Anak-anak Korban Lokalisasi Alami Trauma Mendalam

TINDAKAN tegas Pemerintah Kota (Pemkot) Surabaya dalam mengalihfungsikan
beberapa lokalisasi di Surabaya, tidak sekadar untuk mengangkat martabat masyarakat
yang tinggal di sekitar kawasan lokalisasi agar beralih profesi menjadi lebih mandiri.

Anak-anak Korban Lokalisasi Alami Trauma Mendalam
Walikota Surabaya mengkhawatirkan bila kasus yang menimpa Mawar dan Melati tersebut merupakan fenomena gunung es

Lebih dari itu, penutupan lokalisasi juga dimaksudkan untuk menyelamatkan masa
depan anak-anak. Ini karena keberadaan lokalisasi ternyata menjadi horor menakutkan yang menimbulkan trauma mendalam bagi anak-anak yang selama ini tumbuh dan berkembang di kawasan mesum tersebut.

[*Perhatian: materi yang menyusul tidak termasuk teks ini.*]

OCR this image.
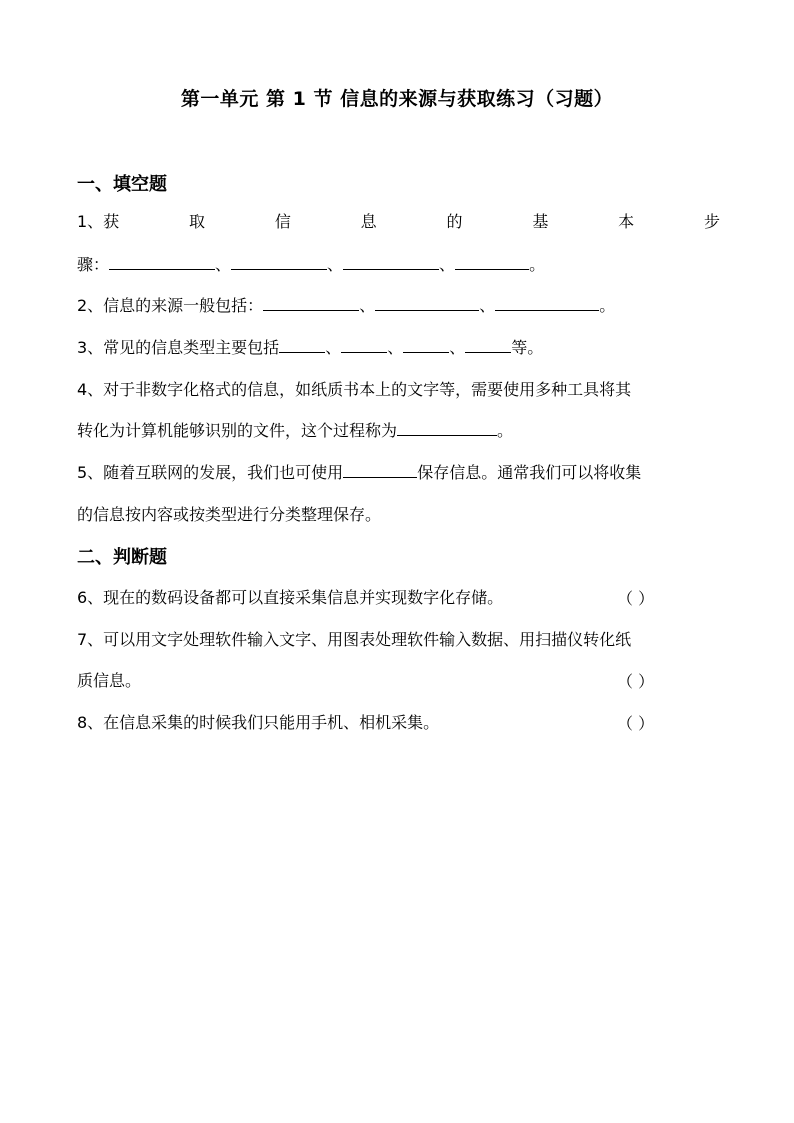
第一单元 第 1 节 信息的来源与获取练习（习题）
一、填空题
1、获	取	信	息	的	基	本	步
骤：	、	、	、	。
2、信息的来源一般包括：	、	、	。
3、常见的信息类型主要包括	、	、	、	等。
4、对于非数字化格式的信息，如纸质书本上的文字等，需要使用多种工具将其
转化为计算机能够识别的文件，这个过程称为	。
5、随着互联网的发展，我们也可使用	保存信息。通常我们可以将收集
的信息按内容或按类型进行分类整理保存。
二、判断题
6、现在的数码设备都可以直接采集信息并实现数字化存储。	（ ）
7、可以用文字处理软件输入文字、用图表处理软件输入数据、用扫描仪转化纸
质信息。	（ ）
8、在信息采集的时候我们只能用手机、相机采集。	（ ）
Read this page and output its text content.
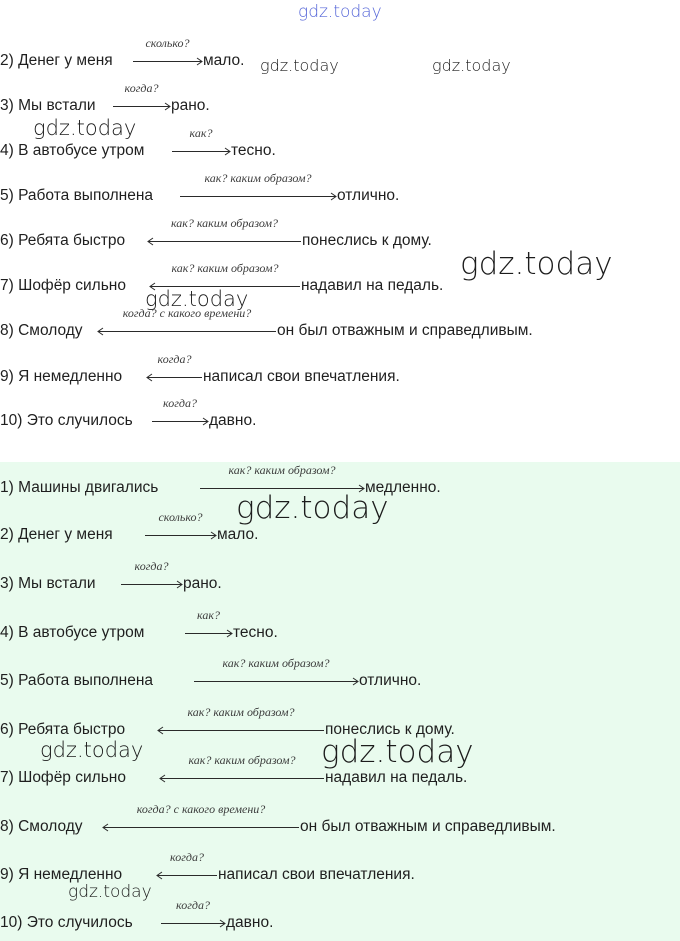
2) Денег у меня
сколько?
мало.
3) Мы встали
когда?
рано.
4) В автобусе утром
как?
тесно.
5) Работа выполнена
как? каким образом?
отлично.
6) Ребята быстро
как? каким образом?
понеслись к дому.
7) Шофёр сильно
как? каким образом?
надавил на педаль.
8) Смолоду
когда? с какого времени?
он был отважным и справедливым.
9) Я немедленно
когда?
написал свои впечатления.
10) Это случилось
когда?
давно.
1) Машины двигались
как? каким образом?
медленно.
2) Денег у меня
сколько?
мало.
3) Мы встали
когда?
рано.
4) В автобусе утром
как?
тесно.
5) Работа выполнена
как? каким образом?
отлично.
6) Ребята быстро
как? каким образом?
понеслись к дому.
7) Шофёр сильно
как? каким образом?
надавил на педаль.
8) Смолоду
когда? с какого времени?
он был отважным и справедливым.
9) Я немедленно
когда?
написал свои впечатления.
10) Это случилось
когда?
давно.
gdz.today
gdz.today	gdz.today
gdz.today
gdz.today
gdz.today
gdz.today
gdz.today	gdz.today
gdz.today
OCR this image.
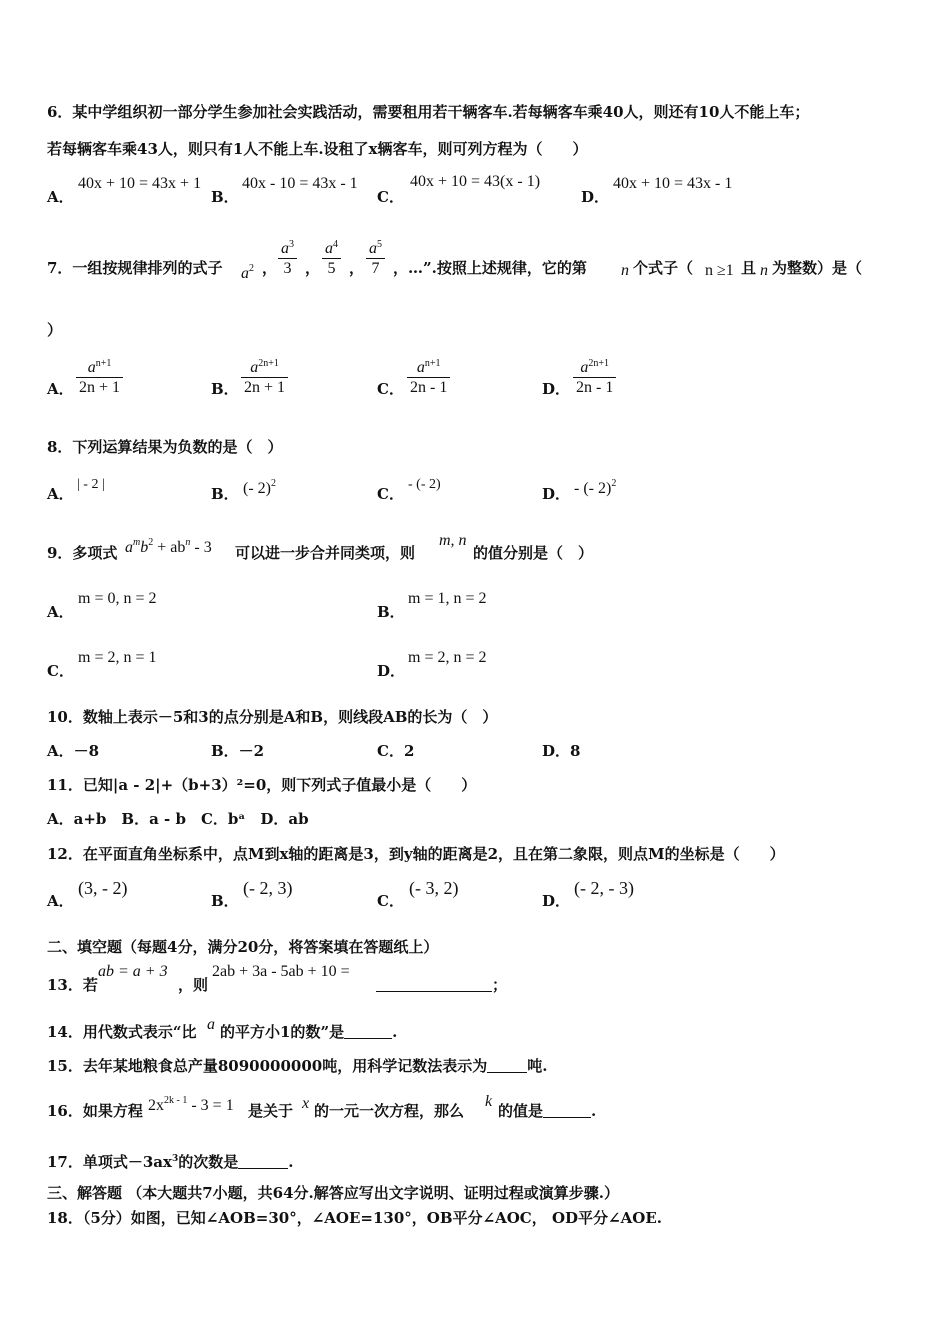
6．某中学组织初一部分学生参加社会实践活动，需要租用若干辆客车.若每辆客车乘40人，则还有10人不能上车；
若每辆客车乘43人，则只有1人不能上车.设租了x辆客车，则可列方程为（　　）
A．
40x + 10 = 43x + 1
B．
40x - 10 = 43x - 1
C．
40x + 10 = 43(x - 1)
D．
40x + 10 = 43x - 1
7．一组按规律排列的式子 $a^2$ ， $\frac{a^3}{3}$ ， $\frac{a^4}{5}$ ， $\frac{a^5}{7}$ ，…”.按照上述规律，它的第 n 个式子（ n ≥1 且 n 为整数）是（
）
A． $\frac{a^{n+1}}{2n + 1}$	B． $\frac{a^{2n+1}}{2n + 1}$	C． $\frac{a^{n+1}}{2n - 1}$	D． $\frac{a^{2n+1}}{2n - 1}$
8．下列运算结果为负数的是（　）
A．
| - 2 |
B． (- 2)$^2$
C．
- (- 2)
D． - (- 2)$^2$
9．多项式 $a^mb^2 + ab^n - 3$ 可以进一步合并同类项，则
m, n
的值分别是（　）
A．
m = 0, n = 2
B．
m = 1, n = 2
C．
m = 2, n = 1
D．
m = 2, n = 2
10．数轴上表示－5和3的点分别是A和B，则线段AB的长为（　）
A．－8	B．－2	C．2	D．8
11．已知|a - 2|+（b+3）²=0，则下列式子值最小是（　　）
A．a+b　B．a - b　C．bᵃ　D．ab
12．在平面直角坐标系中，点M到x轴的距离是3，到y轴的距离是2，且在第二象限，则点M的坐标是（　　）
A．
(3, - 2)
B．
(- 2, 3)
C．
(- 3, 2)
D．
(- 2, - 3)
二、填空题（每题4分，满分20分，将答案填在答题纸上）
13．若
ab = a + 3
，则
2ab + 3a - 5ab + 10 =
；
14．用代数式表示“比 a 的平方小1的数”是	.
15．去年某地粮食总产量8090000000吨，用科学记数法表示为	吨.
16．如果方程 $2x^{2k - 1} - 3 = 1$ 是关于 x 的一元一次方程，那么
k
的值是	.
17．单项式$-3ax^3$的次数是	.
三、解答题 （本大题共7小题，共64分.解答应写出文字说明、证明过程或演算步骤.）
18．（5分）如图，已知∠AOB=30°，∠AOE=130°，OB平分∠AOC， OD平分∠AOE.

Gambaran horor menakutkan dari keberadaan lokalisasi terhadap kondisi psikologis anak-anak tersebut terungkap dari testimoni dua anak perempuan yang menjadi korban dari bisnis terlarang ini. Sebut saja namanya Mawar dan Melati (keduanya bukan nama sebenarnya). Keduanya mengalami kisah berbeda tetapi memiliki kesamaan, yakni sama-sama menjadi korban kekelaman dunia prostitusi.

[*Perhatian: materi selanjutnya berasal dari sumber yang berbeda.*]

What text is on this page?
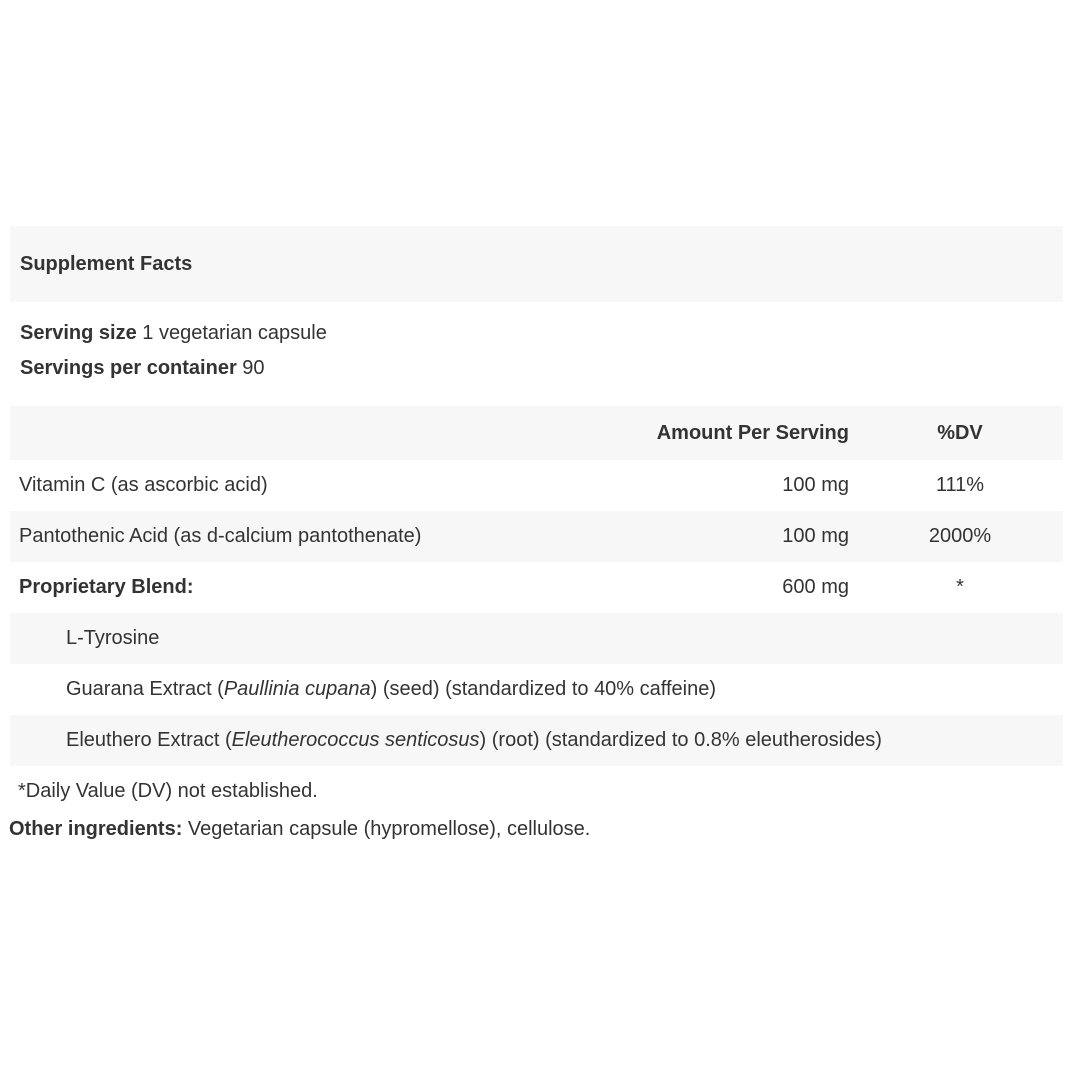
Supplement Facts
Serving size 1 vegetarian capsule
Servings per container 90
Amount Per Serving	%DV
Vitamin C (as ascorbic acid)	100 mg	111%
Pantothenic Acid (as d-calcium pantothenate)	100 mg	2000%
Proprietary Blend:	600 mg	*
L-Tyrosine
Guarana Extract (Paullinia cupana) (seed) (standardized to 40% caffeine)
Eleuthero Extract (Eleutherococcus senticosus) (root) (standardized to 0.8% eleutherosides)
*Daily Value (DV) not established.
Other ingredients: Vegetarian capsule (hypromellose), cellulose.
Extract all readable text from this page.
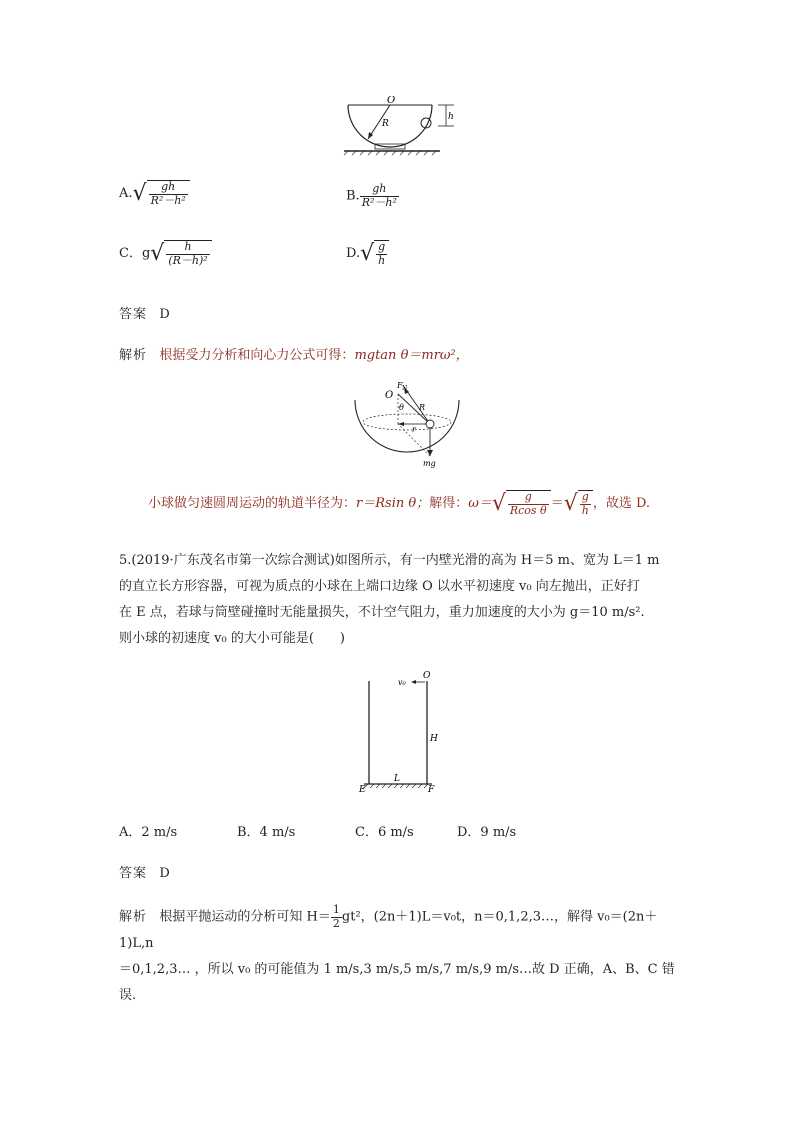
O
R
h
$A.√ \frac{gh}{\text{R²－h²}}$	B. $\frac{gh}{\text{R²－h²}}$
C．$g√ \frac{h}{\text{(R－h)²}}$	$D.√ \frac{g}{h}$
答案 D
解析 根据受力分析和向心力公式可得：mgtan θ＝mrω²，
O
F N
θ R
r
mg
小球做匀速圆周运动的轨道半径为：r＝Rsin θ；解得：$\omega=√ \frac{g}{\text{Rcos θ}}$ ＝√ $\frac{g}{h}$ ，故选 D.
5.(2019·广东茂名市第一次综合测试)如图所示，有一内壁光滑的高为 H＝5 m、宽为 L＝1 m
的直立长方形容器，可视为质点的小球在上端口边缘 O 以水平初速度 v₀ 向左抛出，正好打
在 E 点，若球与筒壁碰撞时无能量损失，不计空气阻力，重力加速度的大小为 g＝10 m/s².
则小球的初速度 v₀ 的大小可能是(　　)
v₀
O
H
L
E	F
A．2 m/s	B．4 m/s	C．6 m/s	D．9 m/s
答案 D
解析 根据平抛运动的分析可知 $H= \frac{1}{2} gt^2$，(2n＋1)L＝v₀t，n＝0,1,2,3…，解得 v₀＝(2n＋1)L,n
＝0,1,2,3… ，所以 v₀ 的可能值为 1 m/s,3 m/s,5 m/s,7 m/s,9 m/s…故 D 正确，A、B、C 错
误.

Mawar (8 tahun) merupakan anak dari seorang pekerja seks komersial yang bekerja berpindah-pindah dari lokalisasi Moroseneng juga lokalisasi Dolly yang telah ditutup Pemkot Surabaya. Karena tumbuh di lingkungan lokalisasi yang minim perhatian orangtua dan terbiasa menyaksikan segala hal yang sejatinya tidak layak dia saksikan, dia pun menjadi anak yang dewasa sebelum waktunya.
Di usianya yang masih anak-anak, dia sudah mengalami overseks karena terbiasa bergaul dengan lawan jenis yang usianya lebih tua. Dia terbiasa bersolek dan pola pikirnya sudah layaknya orang dewasa.

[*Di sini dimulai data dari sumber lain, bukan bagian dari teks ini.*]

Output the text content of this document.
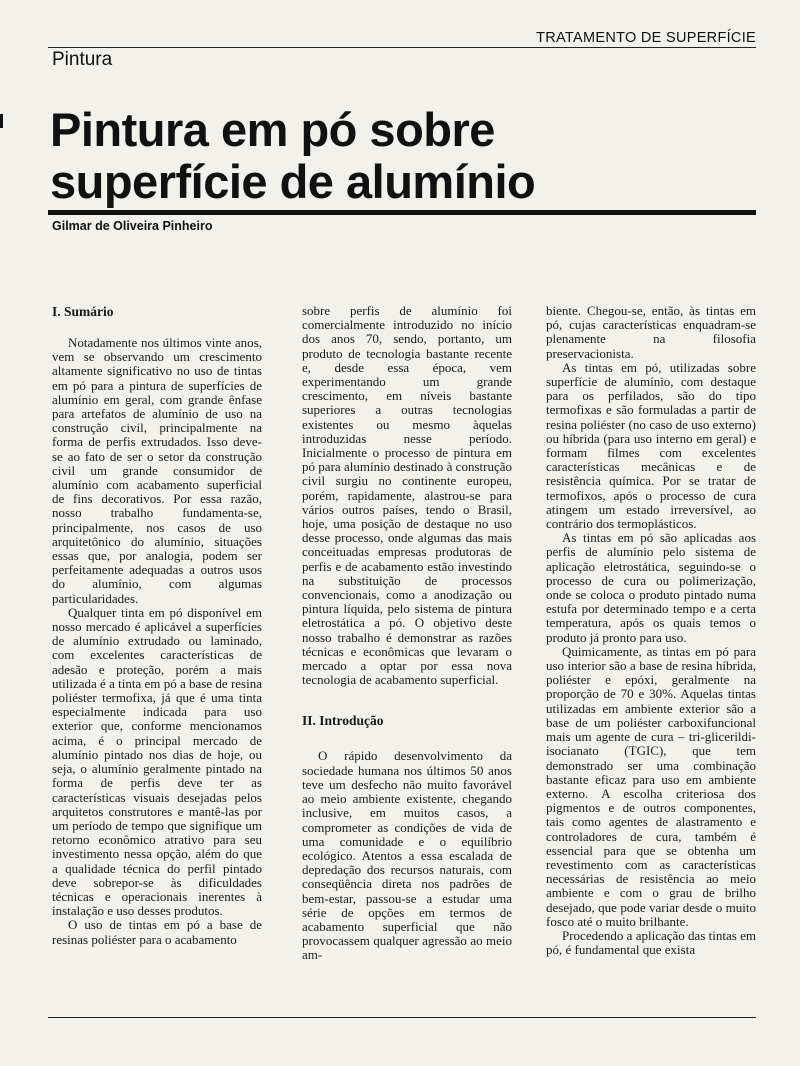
TRATAMENTO DE SUPERFÍCIE
Pintura
Pintura em pó sobre
superfície de alumínio
Gilmar de Oliveira Pinheiro
I. Sumário

Notadamente nos últimos vinte anos, vem se observando um crescimento altamente significativo no uso de tintas em pó para a pintura de superfícies de alumínio em geral, com grande ênfase para artefatos de alumínio de uso na construção civil, principalmente na forma de perfis extrudados. Isso deve-se ao fato de ser o setor da construção civil um grande consumidor de alumínio com acabamento superficial de fins decorativos. Por essa razão, nosso trabalho fundamenta-se, principalmente, nos casos de uso arquitetônico do alumínio, situações essas que, por analogia, podem ser perfeitamente adequadas a outros usos do alumínio, com algumas particularidades.

Qualquer tinta em pó disponível em nosso mercado é aplicável a superfícies de alumínio extrudado ou laminado, com excelentes características de adesão e proteção, porém a mais utilizada é a tinta em pó a base de resina poliéster termofixa, já que é uma tinta especialmente indicada para uso exterior que, conforme mencionamos acima, é o principal mercado de alumínio pintado nos dias de hoje, ou seja, o alumínio geralmente pintado na forma de perfis deve ter as características visuais desejadas pelos arquitetos construtores e mantê-las por um período de tempo que signifique um retorno econômico atrativo para seu investimento nessa opção, além do que a qualidade técnica do perfil pintado deve sobrepor-se às dificuldades técnicas e operacionais inerentes à instalação e uso desses produtos.

O uso de tintas em pó a base de resinas poliéster para o acabamento

sobre perfis de alumínio foi comercialmente introduzido no início dos anos 70, sendo, portanto, um produto de tecnologia bastante recente e, desde essa época, vem experimentando um grande crescimento, em níveis bastante superiores a outras tecnologias existentes ou mesmo àquelas introduzidas nesse período. Inicialmente o processo de pintura em pó para alumínio destinado à construção civil surgiu no continente europeu, porém, rapidamente, alastrou-se para vários outros países, tendo o Brasil, hoje, uma posição de destaque no uso desse processo, onde algumas das mais conceituadas empresas produtoras de perfis e de acabamento estão investindo na substituição de processos convencionais, como a anodização ou pintura líquida, pelo sistema de pintura eletrostática a pó. O objetivo deste nosso trabalho é demonstrar as razões técnicas e econômicas que levaram o mercado a optar por essa nova tecnologia de acabamento superficial.

II. Introdução

O rápido desenvolvimento da sociedade humana nos últimos 50 anos teve um desfecho não muito favorável ao meio ambiente existente, chegando inclusive, em muitos casos, a comprometer as condições de vida de uma comunidade e o equilíbrio ecológico. Atentos a essa escalada de depredação dos recursos naturais, com conseqüência direta nos padrões de bem-estar, passou-se a estudar uma série de opções em termos de acabamento superficial que não provocassem qualquer agressão ao meio am-

biente. Chegou-se, então, às tintas em pó, cujas características enquadram-se plenamente na filosofia preservacionista.

As tintas em pó, utilizadas sobre superfície de alumínio, com destaque para os perfilados, são do tipo termofixas e são formuladas a partir de resina poliéster (no caso de uso externo) ou híbrida (para uso interno em geral) e formam filmes com excelentes características mecânicas e de resistência química. Por se tratar de termofixos, após o processo de cura atingem um estado irreversível, ao contrário dos termoplásticos.

As tintas em pó são aplicadas aos perfis de alumínio pelo sistema de aplicação eletrostática, seguindo-se o processo de cura ou polimerização, onde se coloca o produto pintado numa estufa por determinado tempo e a certa temperatura, após os quais temos o produto já pronto para uso.

Quimicamente, as tintas em pó para uso interior são a base de resina híbrida, poliéster e epóxi, geralmente na proporção de 70 e 30%. Aquelas tintas utilizadas em ambiente exterior são a base de um poliéster carboxifuncional mais um agente de cura – tri-glicerildi-isocianato (TGIC), que tem demonstrado ser uma combinação bastante eficaz para uso em ambiente externo. A escolha criteriosa dos pigmentos e de outros componentes, tais como agentes de alastramento e controladores de cura, também é essencial para que se obtenha um revestimento com as características necessárias de resistência ao meio ambiente e com o grau de brilho desejado, que pode variar desde o muito fosco até o muito brilhante.

Procedendo a aplicação das tintas em pó, é fundamental que exista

“Anak ini dulunya ditemukan polisi ketika dia telantar di Pasar Benowo pas malam hari. Oleh pihak polisi kemudian diserahkan ke Satpol PP. Ini merupakan kasus pertama yang pernah terjadi di Surabaya,” ujar Walikota Surabaya, Tri Rismaharini.
Sementara Melati (13 tahun) yang dulunya dipekerjakan sebagai operator café oleh pemilik café di kawasan lokalisasi Moroseneng, Sememi, dirinya kemudian kecanduan narkoba setelah dipaksa nyabu oleh si pemilik café tersebut.
Dikatakan Melati, dirinya tidak bisa berbuat banyak ketika si pemilik café melakukan segala cara agar dirinya tetap bekerja di café tersebut. Selain dipaksa mengkonsumsi sabu, si pemilik café juga membuatkan KTP palsu meski tahu dirinya belum cukup umur untuk memiliki KTP. Si pemilik café tersebut kini sudah mendekam di Rutan Medaeng.
Melati mengatakan, dirinya tidak sendirian. Menurutnya, di tempat cafénya bekerja dan juga café lainnya di kawasan lokalisasi tersebut, ada sekitar 10 anak se-usianya yang juga dipekerjakan sebagai operator café. “Teman-teman saya di sana ada sekitar 10 anak. Usianya rata-rata masih 16 tahun,” ujarnya.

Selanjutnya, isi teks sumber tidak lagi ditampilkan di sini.